Some data is certainly better than no data, and lots of data is better than just some data. But it’s not always “the more, the merrier” when it comes to data in the digital marketing world. Instead it’s the quality rather than the quantity that matters when using data to drive insightful marketing decisions.
So how can you turn the loads of data in your arsenal into “smart data” you can actually use?
“More data often means more noise and fewer signals,” says Kent Moy, director of data and analytics at Dentsu Aegis media agency Vizeum. “[So] we take a consultative approach when using data.”
According to Moy, when his team works with brands, they analyze and leverage a number of data sets to drive business results, including business data, targeting data, and econometrics data. “For example, econometrics modeling helps inform our planning process and foundation metrics such as engagement, cost per action (CPA), and viewability to drive optimizations,” explains Moy.
With the Nike Fuel Band, for example, which collects data on consumers’ activity level patterns, “analyzing such volumes of data will bring entirely new insights [into individual users] for personalization. This is the promise of ‘smarter data’, which will help build a better consumer experience,” he adds.
Data experts at Havas and DigitasLBi also share that when they work with brands, they have access to loads of data. But most of the data available can actually have a negligible impact on business results.
“It’s just noise,” says Peter Sedlarcik, executive director of analytics and research at Havas Media. “One of the most important rules is to stop chasing headlines and press releases from big data providers, [because] many are exaggerated versions of reality and not all will be relevant to your business.”
To separate out the important data, Havas always mines and segments proprietary data first, and then includes big data, explains Killian Schaffer, managing director and customer relationship management (CRM) lead at Havas Worldwide Discovery in Chicago.
Schaffer shares two approaches that can be used to drive business returns on big data. “First, we segment populations who can expand our reach into social media. We identify customers who follow social media call-to-actions to identify populations that have the potential for broader influence. We use those attributes to segment for acquisition and referral messages,” he says.

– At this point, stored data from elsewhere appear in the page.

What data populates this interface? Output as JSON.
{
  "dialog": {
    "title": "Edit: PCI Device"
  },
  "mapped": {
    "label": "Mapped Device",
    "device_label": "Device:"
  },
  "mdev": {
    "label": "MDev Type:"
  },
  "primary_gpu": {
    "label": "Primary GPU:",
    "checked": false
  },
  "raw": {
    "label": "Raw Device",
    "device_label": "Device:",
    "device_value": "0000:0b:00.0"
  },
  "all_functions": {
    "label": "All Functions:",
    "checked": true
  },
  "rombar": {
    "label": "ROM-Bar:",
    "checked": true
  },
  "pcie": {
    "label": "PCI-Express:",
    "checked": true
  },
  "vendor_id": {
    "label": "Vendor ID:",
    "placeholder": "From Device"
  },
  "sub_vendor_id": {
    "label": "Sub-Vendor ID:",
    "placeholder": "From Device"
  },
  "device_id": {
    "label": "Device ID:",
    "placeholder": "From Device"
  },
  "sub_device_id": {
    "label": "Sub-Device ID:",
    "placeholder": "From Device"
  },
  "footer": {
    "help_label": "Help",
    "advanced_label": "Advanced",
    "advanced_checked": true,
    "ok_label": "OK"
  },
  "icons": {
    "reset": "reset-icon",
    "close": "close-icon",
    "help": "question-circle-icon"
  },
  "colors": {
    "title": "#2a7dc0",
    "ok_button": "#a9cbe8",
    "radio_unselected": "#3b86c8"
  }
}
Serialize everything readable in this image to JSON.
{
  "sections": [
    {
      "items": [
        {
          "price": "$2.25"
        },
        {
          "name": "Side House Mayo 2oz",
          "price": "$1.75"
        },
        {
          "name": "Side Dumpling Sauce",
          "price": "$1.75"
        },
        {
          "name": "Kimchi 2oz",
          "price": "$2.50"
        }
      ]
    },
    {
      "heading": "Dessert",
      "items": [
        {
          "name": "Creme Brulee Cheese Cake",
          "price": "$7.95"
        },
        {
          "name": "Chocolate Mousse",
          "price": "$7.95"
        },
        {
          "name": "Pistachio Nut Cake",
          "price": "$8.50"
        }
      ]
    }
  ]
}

“Another area where we’ve had success is using big data to define opportunities for marketing receptiveness. We’ve created an index to determine media attention across Twitter Trends, Digg, Reddit, and other news sources. Through the analysis, we’ve determined high opportunity time periods where news interest drives relevancy for our message.”
Additionally, Carol Chung, senior vice president of media technology at DigitasLBi, suggests that when marketers try to glean valuable data from a big data reservoir, they need to have a holistic view of the data they are able to harness, which may include rich media data, demand side platform data, and data-management-plaftform data.
“Don’t look at your data and technology as separate components,” she says. “Instead of choosing one component at a time, you can test different types of data together. Always look at a larger picture of what you want to get out of everything, how you will be able to access data, and what you want to do with the results.”